Jurgen Klopp reveals why his greatest managerial achievement isn't Liverpool related

Dan Vassie
10 months ago

Jurgen Klopp has revealed his greatest ever achievement as a manager and (spoiler alert), it's not related to Liverpool Football Club.

Just four weeks into the Premier League season, the unfortunate football hiatus in the form of the campaign's first international break has taken place and fans are itching for competitive club football once again.

While his players have been all over the world for their respective national teams, Klopp has used the early break as the chance to visit another club close to his heart, Mainz 05.

Not only was the boss a player for the German club for 11 years, scoring 52 goals in 325 appearances, but he also managed them for a further seven years from 2001 until 2008.

On his brief return to the club, the 56-year-old used the opportunity to claim that his most impressive managerial achievement wasn't the Champions League win with Liverpool, or breaking a 30-year curse when he won the league with the Reds in 2020, but it actually came during his stint at Mainz.
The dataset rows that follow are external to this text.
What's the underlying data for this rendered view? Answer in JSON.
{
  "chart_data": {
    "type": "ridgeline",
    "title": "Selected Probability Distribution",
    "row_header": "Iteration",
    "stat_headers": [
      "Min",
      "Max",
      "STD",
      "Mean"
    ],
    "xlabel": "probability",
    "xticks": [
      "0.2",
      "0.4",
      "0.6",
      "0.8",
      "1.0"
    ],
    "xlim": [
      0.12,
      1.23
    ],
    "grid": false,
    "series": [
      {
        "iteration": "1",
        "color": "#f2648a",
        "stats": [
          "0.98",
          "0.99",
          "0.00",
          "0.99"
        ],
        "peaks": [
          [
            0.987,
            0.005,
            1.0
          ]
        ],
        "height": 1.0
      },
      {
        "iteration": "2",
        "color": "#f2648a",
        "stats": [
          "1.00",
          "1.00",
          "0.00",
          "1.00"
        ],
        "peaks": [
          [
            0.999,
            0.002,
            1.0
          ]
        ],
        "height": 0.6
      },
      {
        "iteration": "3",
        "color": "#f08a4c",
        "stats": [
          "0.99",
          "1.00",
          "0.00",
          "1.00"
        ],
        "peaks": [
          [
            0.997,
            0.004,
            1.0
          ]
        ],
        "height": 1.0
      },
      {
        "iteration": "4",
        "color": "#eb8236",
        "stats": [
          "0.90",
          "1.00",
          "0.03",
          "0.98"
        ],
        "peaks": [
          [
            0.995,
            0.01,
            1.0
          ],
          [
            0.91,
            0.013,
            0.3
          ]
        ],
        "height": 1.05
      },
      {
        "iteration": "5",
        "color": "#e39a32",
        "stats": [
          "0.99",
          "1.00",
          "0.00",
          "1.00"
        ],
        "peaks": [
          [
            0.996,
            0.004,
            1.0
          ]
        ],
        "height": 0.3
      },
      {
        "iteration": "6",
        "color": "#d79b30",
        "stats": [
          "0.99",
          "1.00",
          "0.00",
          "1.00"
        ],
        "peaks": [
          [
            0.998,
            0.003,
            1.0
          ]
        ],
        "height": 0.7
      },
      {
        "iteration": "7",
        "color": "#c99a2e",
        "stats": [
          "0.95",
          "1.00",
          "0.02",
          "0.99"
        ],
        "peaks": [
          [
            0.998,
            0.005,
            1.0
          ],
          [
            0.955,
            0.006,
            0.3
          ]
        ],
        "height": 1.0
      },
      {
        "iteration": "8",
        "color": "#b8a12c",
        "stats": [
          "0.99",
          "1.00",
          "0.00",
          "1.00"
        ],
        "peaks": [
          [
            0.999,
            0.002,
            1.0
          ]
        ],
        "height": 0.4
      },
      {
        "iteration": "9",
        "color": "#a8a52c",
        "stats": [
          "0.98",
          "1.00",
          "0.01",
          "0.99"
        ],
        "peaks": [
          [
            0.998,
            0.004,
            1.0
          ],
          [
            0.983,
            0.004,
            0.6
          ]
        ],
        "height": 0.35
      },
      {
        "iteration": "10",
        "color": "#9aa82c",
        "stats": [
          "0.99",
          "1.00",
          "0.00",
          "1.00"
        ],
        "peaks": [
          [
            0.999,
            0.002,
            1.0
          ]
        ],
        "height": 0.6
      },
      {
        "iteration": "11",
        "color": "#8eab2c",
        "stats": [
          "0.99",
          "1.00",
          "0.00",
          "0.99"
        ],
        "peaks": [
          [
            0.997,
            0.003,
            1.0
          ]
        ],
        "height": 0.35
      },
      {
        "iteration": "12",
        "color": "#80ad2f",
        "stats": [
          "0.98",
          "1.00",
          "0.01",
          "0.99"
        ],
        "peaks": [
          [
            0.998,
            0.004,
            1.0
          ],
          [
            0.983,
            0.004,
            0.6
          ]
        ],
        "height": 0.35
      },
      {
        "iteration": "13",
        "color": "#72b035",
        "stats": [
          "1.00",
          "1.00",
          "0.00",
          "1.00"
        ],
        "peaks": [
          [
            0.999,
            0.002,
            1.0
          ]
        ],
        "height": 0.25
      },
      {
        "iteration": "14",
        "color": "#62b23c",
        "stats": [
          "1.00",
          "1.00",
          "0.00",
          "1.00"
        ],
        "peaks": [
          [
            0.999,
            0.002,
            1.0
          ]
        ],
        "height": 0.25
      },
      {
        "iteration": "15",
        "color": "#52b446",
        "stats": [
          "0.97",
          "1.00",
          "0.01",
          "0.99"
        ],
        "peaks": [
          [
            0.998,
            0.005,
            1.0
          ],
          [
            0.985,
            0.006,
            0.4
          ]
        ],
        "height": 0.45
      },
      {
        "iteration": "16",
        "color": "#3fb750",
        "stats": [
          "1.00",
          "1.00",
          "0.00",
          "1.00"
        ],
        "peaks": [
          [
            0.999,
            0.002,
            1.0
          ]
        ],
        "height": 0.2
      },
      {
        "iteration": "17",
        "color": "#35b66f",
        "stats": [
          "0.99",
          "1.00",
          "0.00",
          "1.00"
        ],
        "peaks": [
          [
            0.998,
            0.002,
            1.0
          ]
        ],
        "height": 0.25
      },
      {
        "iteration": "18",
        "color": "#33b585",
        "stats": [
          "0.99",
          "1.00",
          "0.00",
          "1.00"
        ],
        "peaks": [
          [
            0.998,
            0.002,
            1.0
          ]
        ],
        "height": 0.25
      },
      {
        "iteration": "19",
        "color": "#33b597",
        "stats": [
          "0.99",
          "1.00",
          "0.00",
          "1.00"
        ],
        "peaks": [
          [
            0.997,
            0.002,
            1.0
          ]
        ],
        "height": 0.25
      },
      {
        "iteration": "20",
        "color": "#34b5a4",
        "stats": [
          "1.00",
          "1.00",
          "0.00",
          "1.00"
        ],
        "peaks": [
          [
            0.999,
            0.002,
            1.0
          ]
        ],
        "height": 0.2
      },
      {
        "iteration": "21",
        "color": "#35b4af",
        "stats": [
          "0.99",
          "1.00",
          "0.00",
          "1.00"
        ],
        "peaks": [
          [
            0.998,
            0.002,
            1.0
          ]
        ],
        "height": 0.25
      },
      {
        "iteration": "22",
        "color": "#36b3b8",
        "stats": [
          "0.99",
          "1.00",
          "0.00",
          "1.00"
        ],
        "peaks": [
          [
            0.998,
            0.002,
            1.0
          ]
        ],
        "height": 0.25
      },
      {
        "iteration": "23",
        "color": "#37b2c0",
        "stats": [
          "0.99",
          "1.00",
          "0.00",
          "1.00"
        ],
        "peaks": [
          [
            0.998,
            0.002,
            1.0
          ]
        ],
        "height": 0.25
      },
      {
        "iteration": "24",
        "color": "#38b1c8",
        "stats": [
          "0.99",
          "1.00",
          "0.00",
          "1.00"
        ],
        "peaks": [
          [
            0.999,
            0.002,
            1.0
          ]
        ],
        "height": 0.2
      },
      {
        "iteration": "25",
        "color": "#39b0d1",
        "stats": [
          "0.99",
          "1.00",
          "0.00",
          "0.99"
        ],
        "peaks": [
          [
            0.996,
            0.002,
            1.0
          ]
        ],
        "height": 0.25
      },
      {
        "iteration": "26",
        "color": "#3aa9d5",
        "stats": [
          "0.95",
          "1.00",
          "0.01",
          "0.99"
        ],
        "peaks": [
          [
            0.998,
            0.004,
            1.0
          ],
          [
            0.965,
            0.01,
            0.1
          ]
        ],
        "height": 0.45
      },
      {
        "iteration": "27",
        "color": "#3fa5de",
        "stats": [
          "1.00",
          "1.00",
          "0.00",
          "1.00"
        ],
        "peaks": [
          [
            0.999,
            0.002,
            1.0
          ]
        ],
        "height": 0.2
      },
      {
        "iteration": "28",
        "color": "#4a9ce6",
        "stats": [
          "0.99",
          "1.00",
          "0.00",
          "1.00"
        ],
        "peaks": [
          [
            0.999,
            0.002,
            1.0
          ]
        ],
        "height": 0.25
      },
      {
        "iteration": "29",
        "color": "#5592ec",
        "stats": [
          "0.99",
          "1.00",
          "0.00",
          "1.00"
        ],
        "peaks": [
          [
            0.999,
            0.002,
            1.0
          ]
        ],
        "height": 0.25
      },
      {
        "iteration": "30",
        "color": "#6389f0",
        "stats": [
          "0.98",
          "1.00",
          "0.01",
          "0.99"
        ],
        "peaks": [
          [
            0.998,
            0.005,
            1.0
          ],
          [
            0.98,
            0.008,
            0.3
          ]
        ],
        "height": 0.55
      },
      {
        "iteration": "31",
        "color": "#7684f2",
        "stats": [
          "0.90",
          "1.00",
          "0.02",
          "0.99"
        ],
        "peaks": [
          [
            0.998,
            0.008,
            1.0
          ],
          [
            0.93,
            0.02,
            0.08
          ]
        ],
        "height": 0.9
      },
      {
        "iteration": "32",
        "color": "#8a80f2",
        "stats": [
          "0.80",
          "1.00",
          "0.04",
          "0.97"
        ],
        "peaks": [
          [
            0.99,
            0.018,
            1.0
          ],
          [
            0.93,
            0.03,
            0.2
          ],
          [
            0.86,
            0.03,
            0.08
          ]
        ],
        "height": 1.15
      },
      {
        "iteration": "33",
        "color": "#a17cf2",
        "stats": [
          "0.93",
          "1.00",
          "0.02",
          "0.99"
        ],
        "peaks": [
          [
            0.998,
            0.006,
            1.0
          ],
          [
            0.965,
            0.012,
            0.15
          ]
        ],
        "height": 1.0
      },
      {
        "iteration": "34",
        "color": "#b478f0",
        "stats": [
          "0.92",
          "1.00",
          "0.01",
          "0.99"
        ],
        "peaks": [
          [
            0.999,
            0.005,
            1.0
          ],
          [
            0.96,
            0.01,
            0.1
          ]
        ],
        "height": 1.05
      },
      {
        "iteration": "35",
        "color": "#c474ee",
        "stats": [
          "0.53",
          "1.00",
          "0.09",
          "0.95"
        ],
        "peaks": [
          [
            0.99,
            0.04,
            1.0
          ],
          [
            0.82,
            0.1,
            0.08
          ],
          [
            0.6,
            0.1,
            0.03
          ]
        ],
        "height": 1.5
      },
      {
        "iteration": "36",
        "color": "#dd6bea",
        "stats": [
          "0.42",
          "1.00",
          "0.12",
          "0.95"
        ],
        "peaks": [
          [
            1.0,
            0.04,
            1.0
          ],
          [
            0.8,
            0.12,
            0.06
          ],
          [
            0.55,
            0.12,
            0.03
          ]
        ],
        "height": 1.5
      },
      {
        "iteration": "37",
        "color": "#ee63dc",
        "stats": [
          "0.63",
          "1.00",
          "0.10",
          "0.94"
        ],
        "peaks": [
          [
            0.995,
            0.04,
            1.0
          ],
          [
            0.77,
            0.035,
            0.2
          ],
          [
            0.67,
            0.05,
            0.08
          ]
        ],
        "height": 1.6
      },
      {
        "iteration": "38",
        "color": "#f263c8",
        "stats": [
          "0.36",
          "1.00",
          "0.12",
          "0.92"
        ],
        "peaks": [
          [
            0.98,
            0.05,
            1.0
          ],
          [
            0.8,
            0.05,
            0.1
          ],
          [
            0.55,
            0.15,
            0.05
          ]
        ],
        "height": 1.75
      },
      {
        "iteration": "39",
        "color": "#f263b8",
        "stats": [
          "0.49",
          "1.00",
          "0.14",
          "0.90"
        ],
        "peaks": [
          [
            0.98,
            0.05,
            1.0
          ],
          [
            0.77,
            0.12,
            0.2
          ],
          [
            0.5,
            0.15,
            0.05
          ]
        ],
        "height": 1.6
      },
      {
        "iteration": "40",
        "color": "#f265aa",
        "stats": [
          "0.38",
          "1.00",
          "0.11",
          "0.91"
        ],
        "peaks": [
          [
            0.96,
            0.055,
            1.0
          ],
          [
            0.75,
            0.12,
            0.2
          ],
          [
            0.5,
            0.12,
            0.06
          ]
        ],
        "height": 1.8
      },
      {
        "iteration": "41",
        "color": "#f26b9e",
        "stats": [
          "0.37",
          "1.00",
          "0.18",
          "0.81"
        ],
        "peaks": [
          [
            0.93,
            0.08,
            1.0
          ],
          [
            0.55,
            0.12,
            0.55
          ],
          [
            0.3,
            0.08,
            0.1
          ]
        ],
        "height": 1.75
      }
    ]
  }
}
Speaking to German publication Bild, Klopp said: "[My most cherished managerial achievement is] still being promoted with Mainz 05. I lost more Champions League finals than most people played. Winning it once is cool, big and important. It felt very, very special. But it is the special story.

"At that time, nobody needed Mainz 05 in the Bundesliga. We were a team with players who got the second chance. Whose career was already halfway over. In the end we made it after failing spectacularly twice. The conditions were so bad that it was the greatest success I've ever had."

"Nobody really believed we could do that. We stayed stubborn and pushed through. Later I won bigger titles, but I also had better teams at my disposal, better conditions, a lot more money."

The admission by Klopp actually plays into an old argument many have made about the German manager's status among the very best world football.

He has always been known as the miracle manager – a man who can create greatness where there previously wasn't any through coaching ability, rather than simply riding the success (and finances) of an already successful club.

The fact that Klopp considers his own greatest achievement to be from an era where he was pushed to his limits and had very limited financial backing, demonstrates how much he values hard work as a manager.